Before the dam, the Bighorn was a warm-water river. After it, something unexpected happened. Water released from the depths of Bighorn Lake runs cold, and that temperature shift transformed the downstream ecosystem. Rainbow and brown trout now spawn where warm-water species once dominated. The lower Bighorn became one of the finest wild trout fisheries in the United States. Average trout run large here, and the fishing lodges of Fort Smith have built an industry on the dam's unintended gift. Yet the transformation came at a cost. The dam traps sediments that once built islands and sandbars downriver, flattening the Bighorn's character. The fishery thrives in altered conditions that have erased much of the river's original habitat.
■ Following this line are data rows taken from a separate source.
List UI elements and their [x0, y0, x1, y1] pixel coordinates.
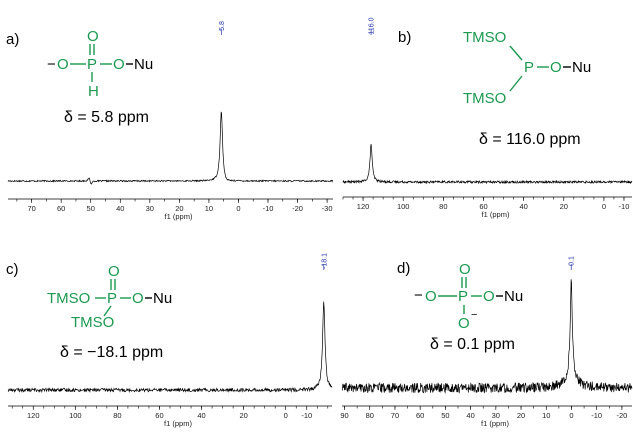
panel-c-shift: δ = −18.1 ppm — [60, 344, 163, 361]
x-axis-tick-label: 20 — [239, 411, 247, 420]
panel-c-atom-tmso-bottom: TMSO — [71, 314, 114, 331]
panel-d-atom-o-bottom: O — [458, 315, 470, 332]
panel-b-bond — [509, 45, 523, 61]
panel-a-charge: − — [47, 56, 56, 73]
panel-c-bond — [103, 305, 112, 317]
x-axis-tick-label: 0 — [284, 411, 288, 420]
panel-c-annotation: c) O TMSO P O Nu TMSO δ = −18.1 ppm — [6, 261, 172, 361]
panel-b-atom-p: P — [524, 59, 534, 76]
x-axis-tick-label: 30 — [146, 204, 154, 213]
panel-d-charge-left: − — [414, 287, 423, 304]
x-axis-tick-label: 0 — [569, 411, 573, 420]
peak-label: 0.1 — [569, 256, 576, 266]
panel-a-annotation: a) − O P O O Nu H δ = 5.8 ppm — [6, 28, 153, 126]
peak-label: 116.0 — [369, 17, 376, 34]
x-axis-tick-label: 60 — [57, 204, 65, 213]
x-axis-tick-label: 10 — [542, 411, 550, 420]
x-axis-tick-label: 20 — [517, 411, 525, 420]
panel-c-atom-p: P — [107, 290, 117, 307]
x-axis-tick-label: 0 — [602, 202, 606, 211]
x-axis-tick-label: -30 — [322, 204, 333, 213]
x-axis-tick-label: 60 — [416, 411, 424, 420]
spectrum-c: 120 100 80 60 40 20 0 -10 f1 (ppm) -18.1 — [7, 253, 333, 428]
panel-d-shift: δ = 0.1 ppm — [430, 336, 515, 353]
spectrum-trace — [7, 301, 333, 394]
panel-d-label: d) — [397, 260, 410, 277]
panel-a-shift: δ = 5.8 ppm — [64, 109, 149, 126]
panel-c-atom-tmso-left: TMSO — [47, 290, 90, 307]
panel-d-charge-bottom: − — [471, 309, 477, 321]
panel-c-label: c) — [6, 261, 19, 278]
x-axis-tick-label: -10 — [301, 411, 312, 420]
peak-label: 5.8 — [219, 21, 226, 31]
peak-label: -18.1 — [321, 253, 328, 269]
panel-b-atom-tmso-bottom: TMSO — [463, 90, 506, 107]
x-axis-tick-label: -10 — [263, 204, 274, 213]
x-axis-tick-label: 70 — [27, 204, 35, 213]
x-axis-tick-label: 20 — [560, 202, 568, 211]
x-axis-title: f1 (ppm) — [164, 419, 192, 428]
x-axis-tick-label: 20 — [175, 204, 183, 213]
spectrum-a: 70 60 50 40 30 20 10 0 -10 -20 -30 f1 (ppm) 5.8 — [7, 21, 334, 221]
x-axis-tick-label: 80 — [439, 202, 447, 211]
x-axis-title: f1 (ppm) — [165, 212, 193, 221]
panel-b-atom-nu: Nu — [572, 59, 591, 76]
panel-d-atom-p: P — [458, 288, 468, 305]
panel-d-atom-o-top: O — [459, 261, 471, 278]
panel-b-shift: δ = 116.0 ppm — [479, 131, 581, 148]
x-axis-tick-label: 120 — [27, 411, 40, 420]
x-axis-tick-label: -20 — [292, 204, 303, 213]
panel-b-bond — [509, 75, 523, 92]
x-axis-tick-label: -20 — [616, 411, 627, 420]
x-axis-tick-label: 120 — [357, 202, 370, 211]
x-axis-tick-label: 60 — [479, 202, 487, 211]
panel-a-atom-p: P — [87, 56, 97, 73]
x-axis-tick-label: -10 — [619, 202, 630, 211]
panel-d-atom-o-right: O — [483, 288, 495, 305]
x-axis-tick-label: 0 — [236, 204, 240, 213]
panel-c-atom-o-top: O — [108, 263, 120, 280]
panel-c-atom-nu: Nu — [153, 290, 172, 307]
spectrum-trace — [341, 279, 633, 394]
spectrum-trace — [7, 111, 334, 185]
panel-a-label: a) — [6, 31, 19, 48]
panel-b-atom-o: O — [550, 59, 562, 76]
spectrum-b: 120 100 80 60 40 20 0 -10 f1 (ppm) 116.0 — [342, 17, 633, 219]
x-axis-tick-label: 100 — [69, 411, 82, 420]
x-axis-tick-label: 50 — [441, 411, 449, 420]
panel-a-atom-h: H — [88, 83, 99, 100]
x-axis-title: f1 (ppm) — [481, 419, 509, 428]
x-axis-tick-label: 80 — [113, 411, 121, 420]
x-axis-tick-label: 40 — [519, 202, 527, 211]
x-axis-tick-label: 10 — [205, 204, 213, 213]
panel-a-atom-o-top: O — [87, 28, 99, 45]
x-axis-title: f1 (ppm) — [482, 210, 510, 219]
x-axis-tick-label: 40 — [116, 204, 124, 213]
panel-c-atom-o-right: O — [132, 290, 144, 307]
panel-b-annotation: b) TMSO P O Nu TMSO δ = 116.0 ppm — [398, 29, 591, 148]
panel-d-atom-o-left: O — [425, 288, 437, 305]
panel-a-atom-nu: Nu — [134, 56, 153, 73]
panel-b-atom-tmso-top: TMSO — [463, 29, 506, 46]
x-axis-tick-label: -10 — [591, 411, 602, 420]
x-axis-tick-label: 40 — [466, 411, 474, 420]
panel-b-label: b) — [398, 29, 411, 46]
x-axis-tick-label: 80 — [366, 411, 374, 420]
x-axis-tick-label: 100 — [397, 202, 410, 211]
panel-a-atom-o-right: O — [113, 56, 125, 73]
panel-d-annotation: d) O − O P O Nu O − δ = 0.1 ppm — [397, 260, 523, 353]
spectrum-d: 90 80 70 60 50 40 30 20 10 0 -10 -20 f1 (ppm) 0.1 — [340, 256, 633, 428]
x-axis-tick-label: 30 — [492, 411, 500, 420]
panel-a-atom-o-left: O — [57, 56, 69, 73]
x-axis-tick-label: 90 — [340, 411, 348, 420]
panel-d-atom-nu: Nu — [504, 288, 523, 305]
x-axis-tick-label: 50 — [87, 204, 95, 213]
x-axis-tick-label: 40 — [197, 411, 205, 420]
x-axis-tick-label: 70 — [391, 411, 399, 420]
x-axis-tick-label: 60 — [155, 411, 163, 420]
spectrum-trace — [342, 143, 633, 185]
Bighorn Lake extends upstream from the dam, crossing the Montana-Wyoming border. Nearly two-thirds of the reservoir's surface area lies in Wyoming, while the trout fishery downstream is entirely Montana's concern. This geography has created ongoing tension. Wyoming wants higher lake levels for boating and water skiing. Montana wants steadier releases to keep the trout healthy. A prolonged western drought forced the Bureau of Reclamation to reduce downstream flows, and the fishing industry on the lower Bighorn declined by over forty percent. Wyoming's recreational usage dropped even more steeply, by over sixty percent. The bureau now tries to balance both interests, maintaining minimum flows below the dam while keeping the lake at levels that satisfy neither state completely.
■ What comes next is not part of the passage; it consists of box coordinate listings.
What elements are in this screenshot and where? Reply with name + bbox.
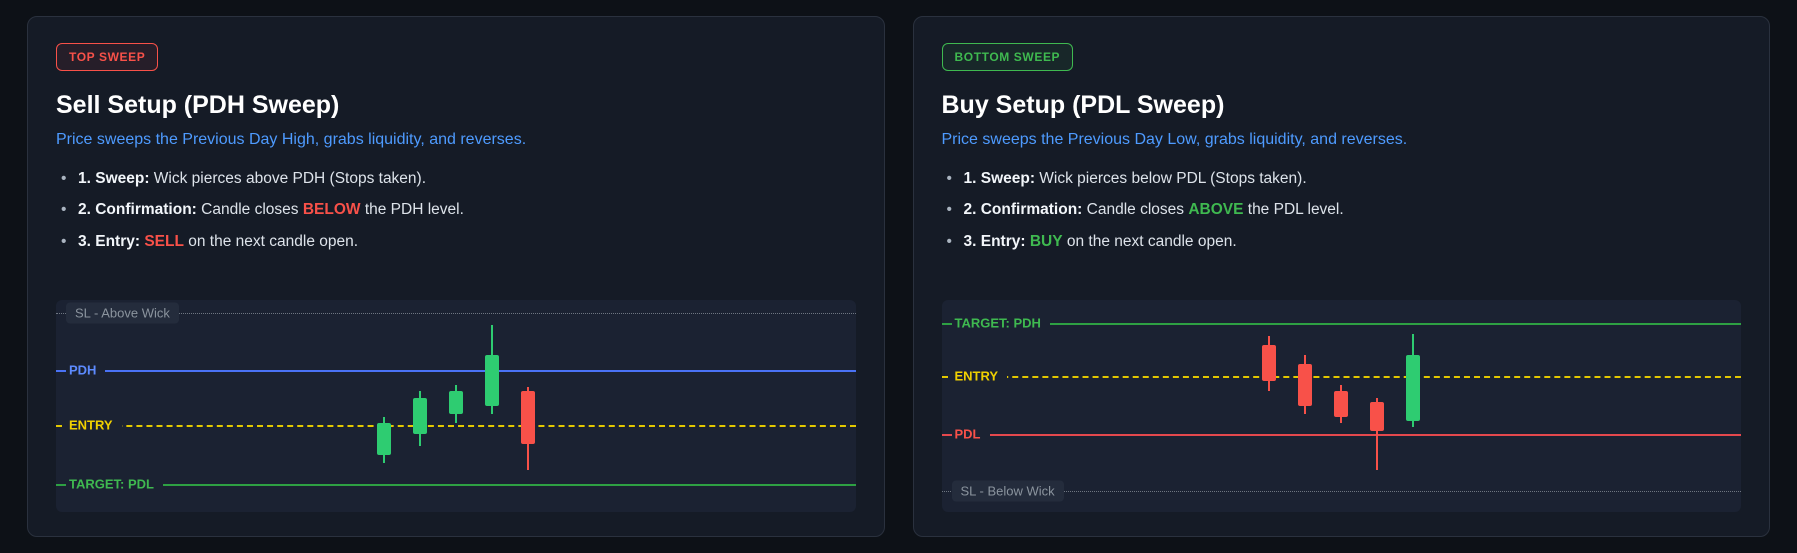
- entry-line: [56, 425, 856, 428]
- step-text: on the next candle open.: [1062, 232, 1237, 250]
- buy-setup-title: Buy Setup (PDL Sweep): [941, 91, 1225, 119]
- step-label: 2. Confirmation:: [963, 201, 1083, 219]
- sell-setup-chart: SL - Above Wick PDH ENTRY TARGET: PDL: [56, 300, 856, 512]
- top-sweep-badge: TOP SWEEP: [56, 43, 159, 71]
- step-accent: SELL: [144, 232, 184, 250]
- buy-setup-card: BOTTOM SWEEP Buy Setup (PDL Sweep) Price…: [912, 16, 1770, 537]
- buy-setup-subtitle: Price sweeps the Previous Day Low, grabs…: [941, 131, 1408, 148]
- target-label: TARGET: PDL: [66, 474, 163, 494]
- step-item: 1. Sweep: Wick pierces above PDH (Stops …: [56, 168, 856, 191]
- candle-wick: [1376, 397, 1379, 470]
- candle-body: [520, 391, 535, 445]
- sell-setup-card: TOP SWEEP Sell Setup (PDH Sweep) Price s…: [27, 16, 885, 537]
- target-line: [56, 484, 856, 487]
- step-accent: BUY: [1029, 232, 1063, 250]
- stop-loss-label: SL - Above Wick: [66, 302, 179, 324]
- step-label: 1. Sweep:: [963, 170, 1036, 187]
- bottom-sweep-badge: BOTTOM SWEEP: [941, 43, 1074, 71]
- entry-label: ENTRY: [951, 366, 1008, 386]
- sell-setup-title: Sell Setup (PDH Sweep): [56, 91, 340, 119]
- pdh-line: [56, 369, 856, 372]
- stop-loss-line: [941, 490, 1741, 492]
- step-text: the PDL level.: [1243, 201, 1344, 219]
- candle-body: [1262, 344, 1277, 381]
- candle-body: [1370, 401, 1385, 432]
- pdl-line: [941, 433, 1741, 436]
- step-text: Wick pierces below PDL (Stops taken).: [1035, 170, 1307, 187]
- step-item: 3. Entry: SELL on the next candle open.: [56, 231, 856, 254]
- candle-body: [1406, 355, 1421, 421]
- sell-setup-subtitle: Price sweeps the Previous Day High, grab…: [56, 131, 527, 148]
- stop-loss-label: SL - Below Wick: [951, 480, 1064, 502]
- step-item: 3. Entry: BUY on the next candle open.: [942, 231, 1742, 254]
- candle-body: [448, 391, 463, 415]
- entry-label: ENTRY: [66, 415, 122, 435]
- candle-body: [1298, 363, 1313, 406]
- step-label: 3. Entry:: [78, 232, 141, 250]
- entry-line: [941, 376, 1741, 379]
- step-text: Candle closes: [196, 201, 303, 219]
- sell-setup-steps: 1. Sweep: Wick pierces above PDH (Stops …: [56, 168, 856, 262]
- step-label: 2. Confirmation:: [78, 201, 197, 219]
- target-line: [941, 323, 1741, 326]
- stop-loss-line: [56, 312, 856, 314]
- candle-body: [484, 355, 499, 406]
- step-text: on the next candle open.: [183, 232, 359, 250]
- step-accent: ABOVE: [1188, 201, 1244, 219]
- candle-body: [412, 397, 427, 434]
- step-label: 3. Entry:: [963, 232, 1026, 250]
- step-text: the PDH level.: [360, 201, 464, 219]
- pdh-label: PDH: [66, 360, 106, 380]
- candle-body: [376, 422, 391, 455]
- step-item: 1. Sweep: Wick pierces below PDL (Stops …: [942, 168, 1742, 191]
- buy-setup-steps: 1. Sweep: Wick pierces below PDL (Stops …: [942, 168, 1742, 262]
- buy-setup-chart: TARGET: PDH ENTRY PDL SL - Below Wick: [941, 300, 1741, 512]
- target-label: TARGET: PDH: [951, 313, 1050, 333]
- step-item: 2. Confirmation: Candle closes BELOW the…: [56, 199, 856, 222]
- step-label: 1. Sweep:: [78, 170, 150, 187]
- candle-body: [1334, 391, 1349, 417]
- step-text: Wick pierces above PDH (Stops taken).: [149, 170, 427, 187]
- step-accent: BELOW: [302, 201, 361, 219]
- step-item: 2. Confirmation: Candle closes ABOVE the…: [942, 199, 1742, 222]
- pdl-label: PDL: [951, 424, 990, 444]
- step-text: Candle closes: [1082, 201, 1189, 219]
Because the power station operates on peaking demand, releases from Yellowtail Dam can vary dramatically throughout a single day. To smooth these fluctuations, engineers built a smaller dam downstream, the Yellowtail Afterbay. This secondary structure captures the irregular flows and releases a constant stream into the Bighorn, creating the stable conditions trout need. The Afterbay reservoir has become a destination in its own right, popular for trout fishing from shore and by boat. Above it all, the main dam stands as a monument to mid-century ambition and tribal loss, generating power, holding back floods, and bearing the name of a man who never wanted it built. Robert Yellowtail died in 1988, having lived to see his name etched into concrete that drowned his people's sacred canyon.
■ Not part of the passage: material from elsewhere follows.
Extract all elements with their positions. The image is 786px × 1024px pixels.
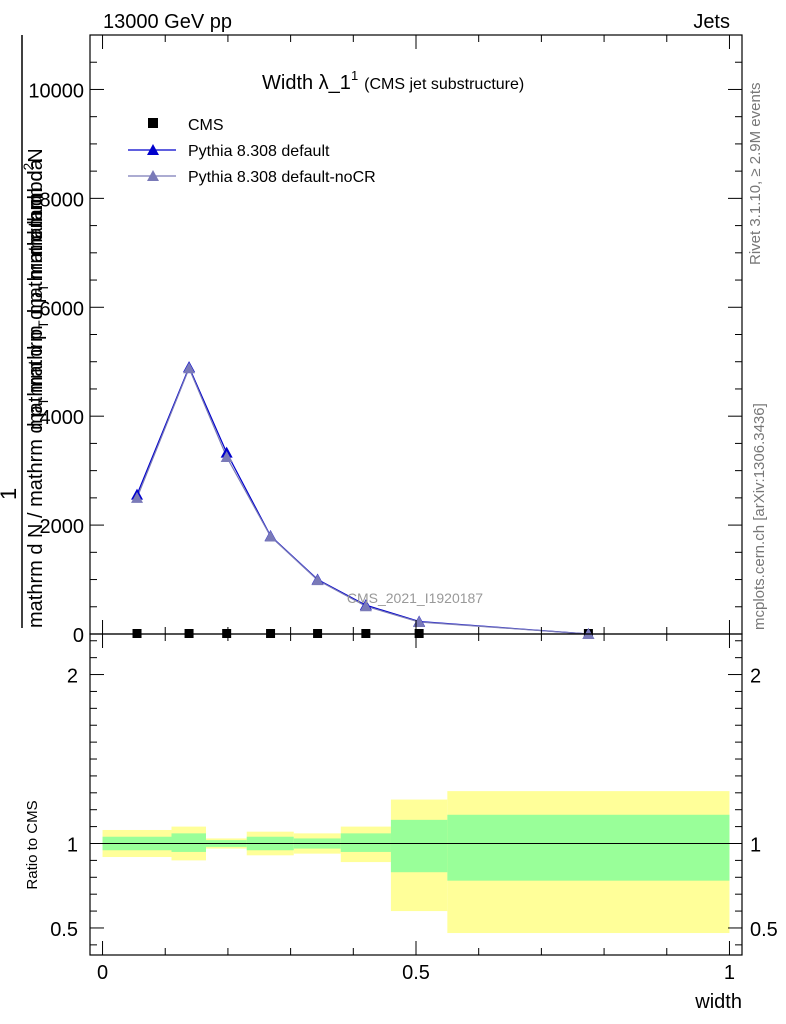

Located at 45.31N, 107.96W in Big Horn County, Montana, approximately 45nm southeast of Billings. The concrete arch dam is visible as a pale crescent against the dark canyon walls, with Bighorn Lake extending south into Wyoming. The smaller Afterbay Dam lies just downstream. Best viewed from 4,000-6,000 feet AGL approaching from the east or west to appreciate the dam's scale against the canyon. Nearby airports: Billings Logan International (KBIL) 45nm northwest, Sheridan County Airport (KSHR) 50nm southeast. Morning light highlights the dam face; afternoon shadows deepen the canyon contrast.